Some do, some don't. Please be accepting of EITHER way.

Eileen said...

Hi Meaghan. I haven't experienced cancer, but I think it's normal to have those questions and be angry or sad and question why. I didn't feel your post was an "oh woe is me." I felt your message was a support of "you're not alone if you feel this way." chemo babe and facelesscog are right, too ~ it's the new normal. Life is never normal after any devastating event, but you've found strength and a new voice to battle cancer. Your title says it all "I Kicked Cancer's Ass." It's positively perfect!

Happy SITS Sunday! Have a great week! :)

Racn4acure said...

I really enjoyed your post, Meaghan. I know it has been really difficult. I have been very lucky with my experience. Six months of chemo, no missing body parts, no tremendous pain, and all in the past. I could use it as a way to learn new things about myself and to learn and grow without some of the extreme suffering that so many others go through. I feel for anyone who has gone through the things that you have had to experience.

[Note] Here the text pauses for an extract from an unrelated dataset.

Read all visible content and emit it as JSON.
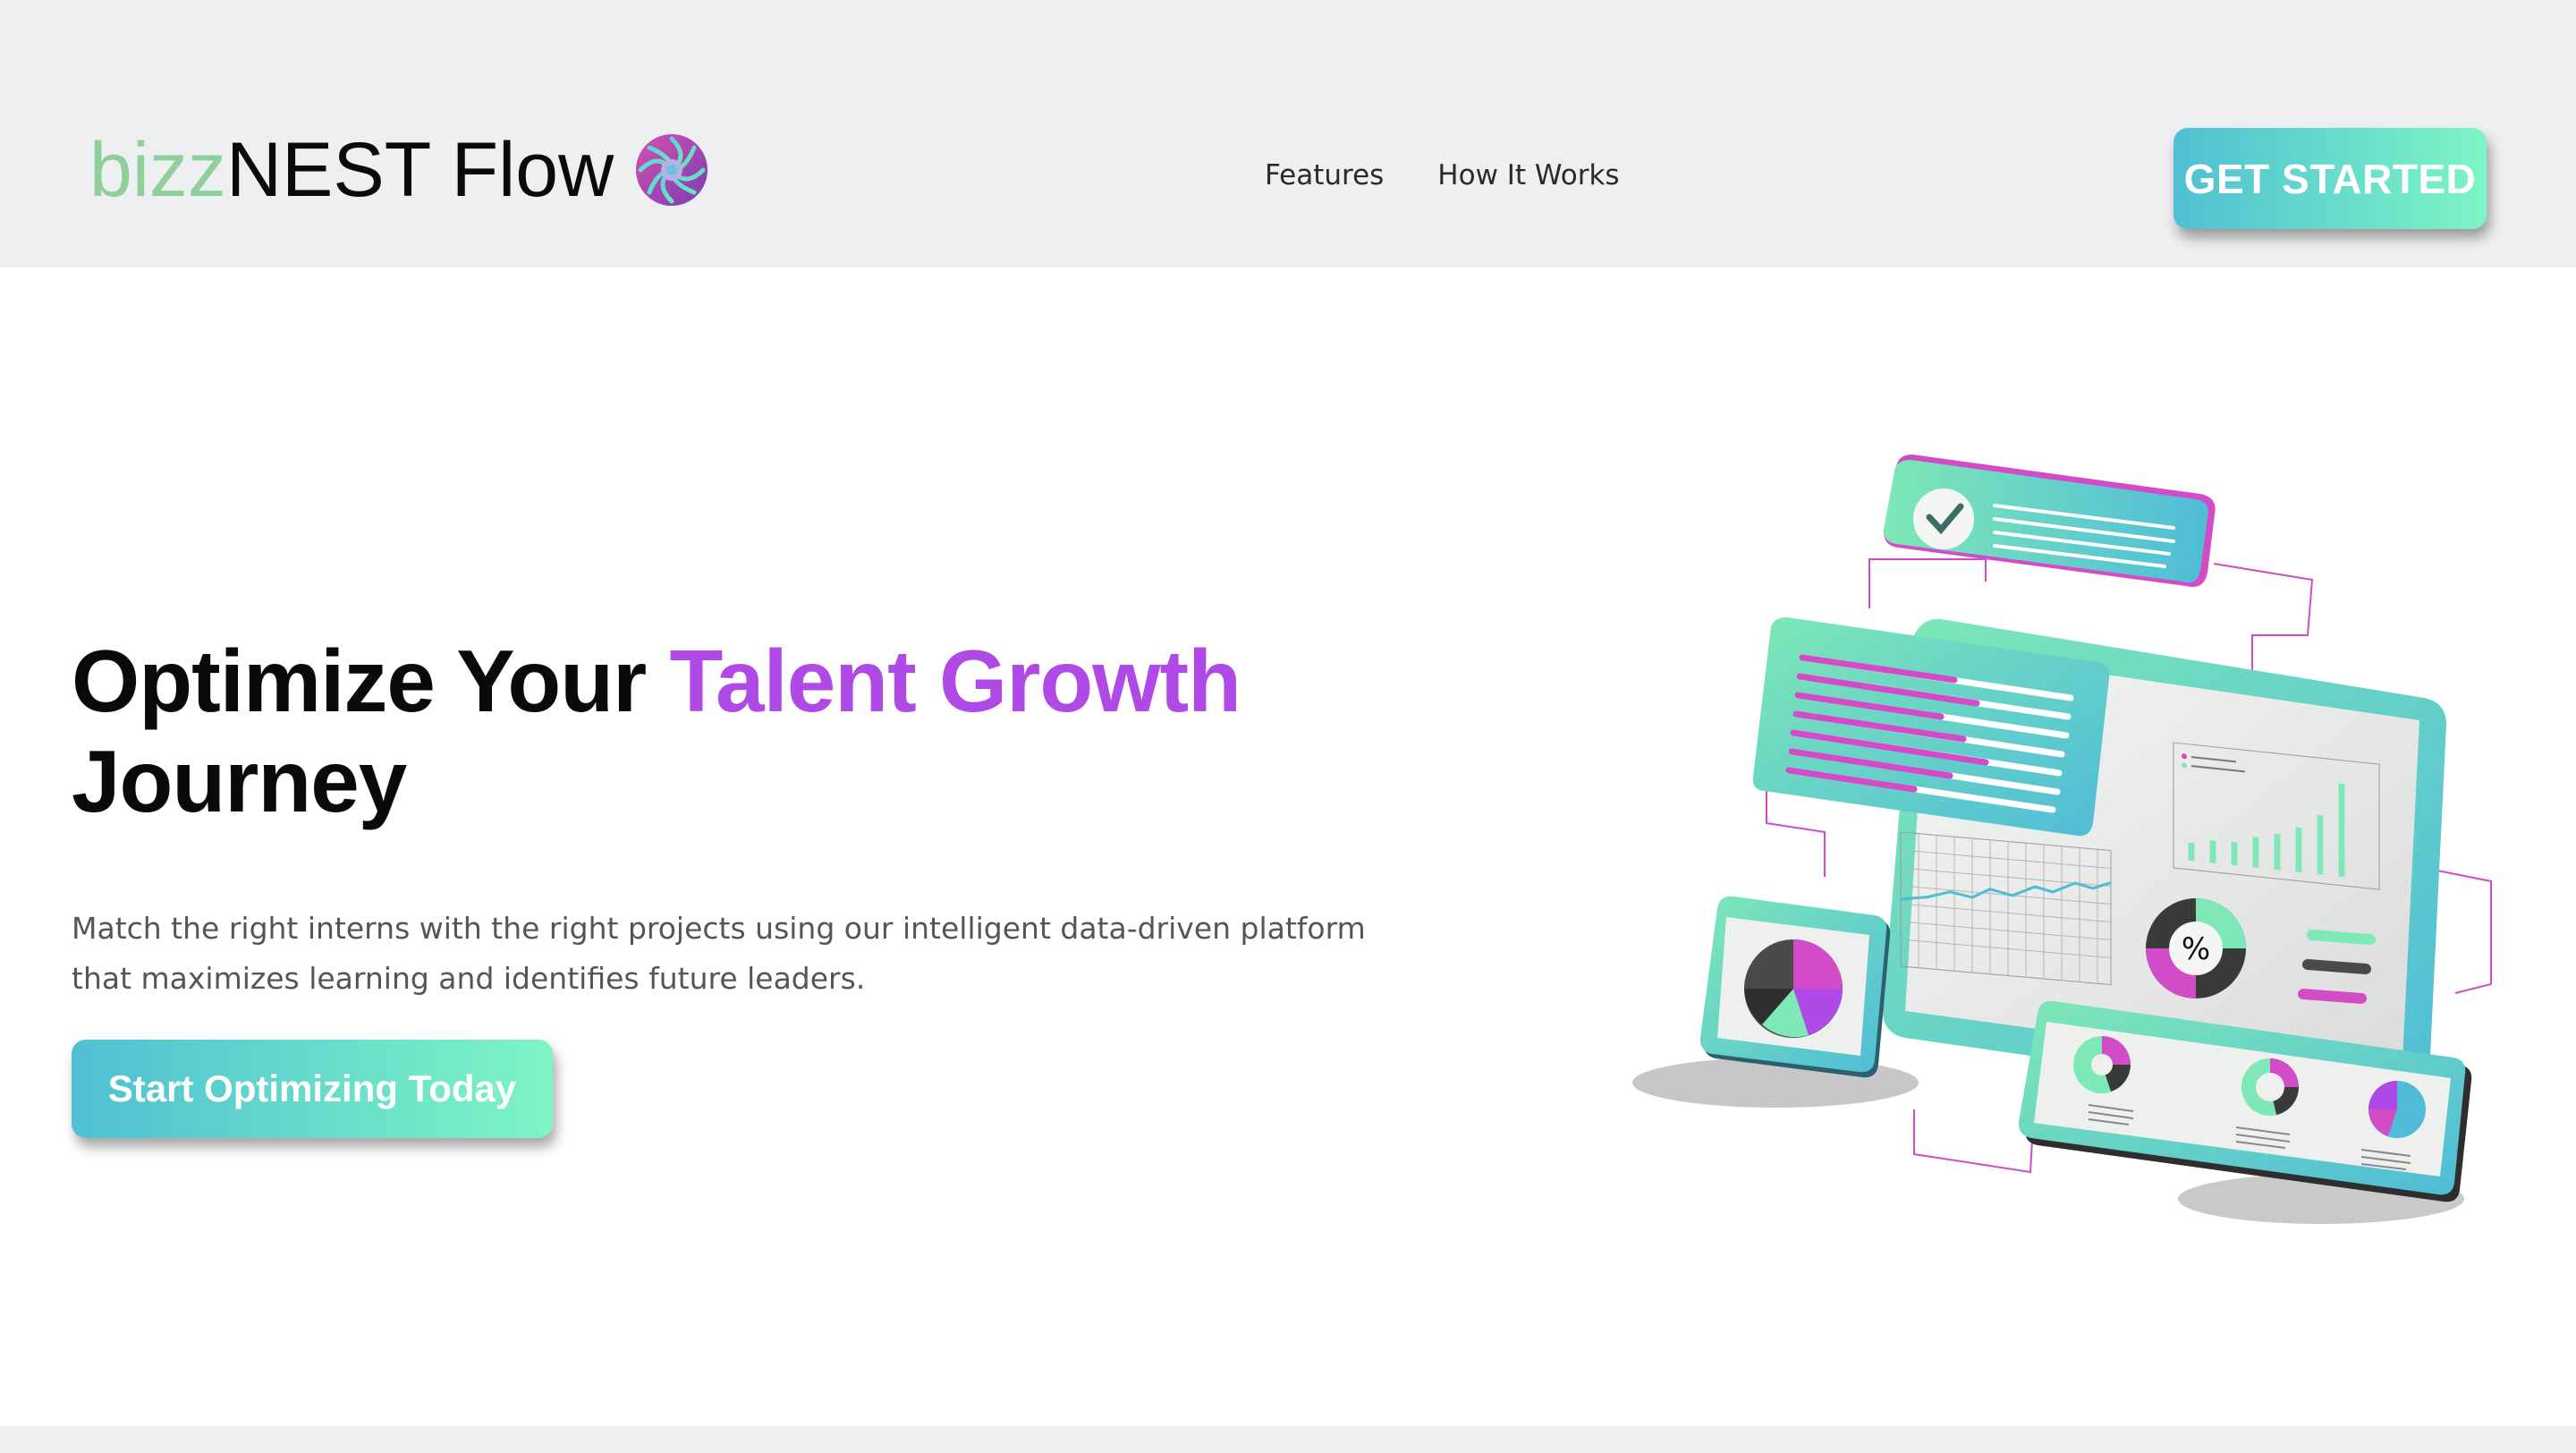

Life is not fair. Good people go through lots of bad things. I have a friend right now who at age 40 is going through his fourth bout with cancer. Just last week he had surgery for the melanoma in two areas and lost part of his left foot and two toes. He is a fellow marathoner, and also a triathlete and century bike rider. I got a feeling that he will move on once again and will get a special running shoe and run again. He is a good person, and for some reason cancer has just decided to really focus on him.

No one asks for cancer, or earthquakes, or car accidents, or MS, or ALS. It sucks when they happen to people though - that is for sure. Art

Dennis Pyritz, RN said...

I am working on a new project that I am very excited about. I am writing a book about the cancer blogging phenomenon - its scope, aspirations, and reasons for being. I plan to highlight some of the best writing from our blogging community.
As I have previously published your writing in my weekly Guest Post feature at Being cancer, networking people transformed by cancer, I am hoping to get your preliminary permission to "Cancer Sucks" in the book. I will, of course, give full credit as well as link information. I would also like to arrange for all contributors to receive complimentary copies.
I have not yet secured a publishing contract. But I want to get started compiling some chapters prior to submitting my proposal to a publisher. So if this sounds like something you might be interested in being a part of, please contact me by email. I will be able to tell you the specific posts I am interested in. Please include off-blog contact information. Also include the name of your blog in the email.

Dennis W. Pyritz, RN, BA, BSN
beingcancer@att.net

Sjn said...

Clean scans mean 3 more months of "normalcy". Until the week before the next scan, than the scanxiety, the test, the results, and the cycle begins again. I did graduate once to a 6 month scan, only to find a lung nodule at the next checkup, and 3 months later Thoracic surgery. My fights have been surgery only, b/c there is no chemo found to do any good as yet. Except for cancer, I am otherwise blessed. I have a good life, I just want to keep it.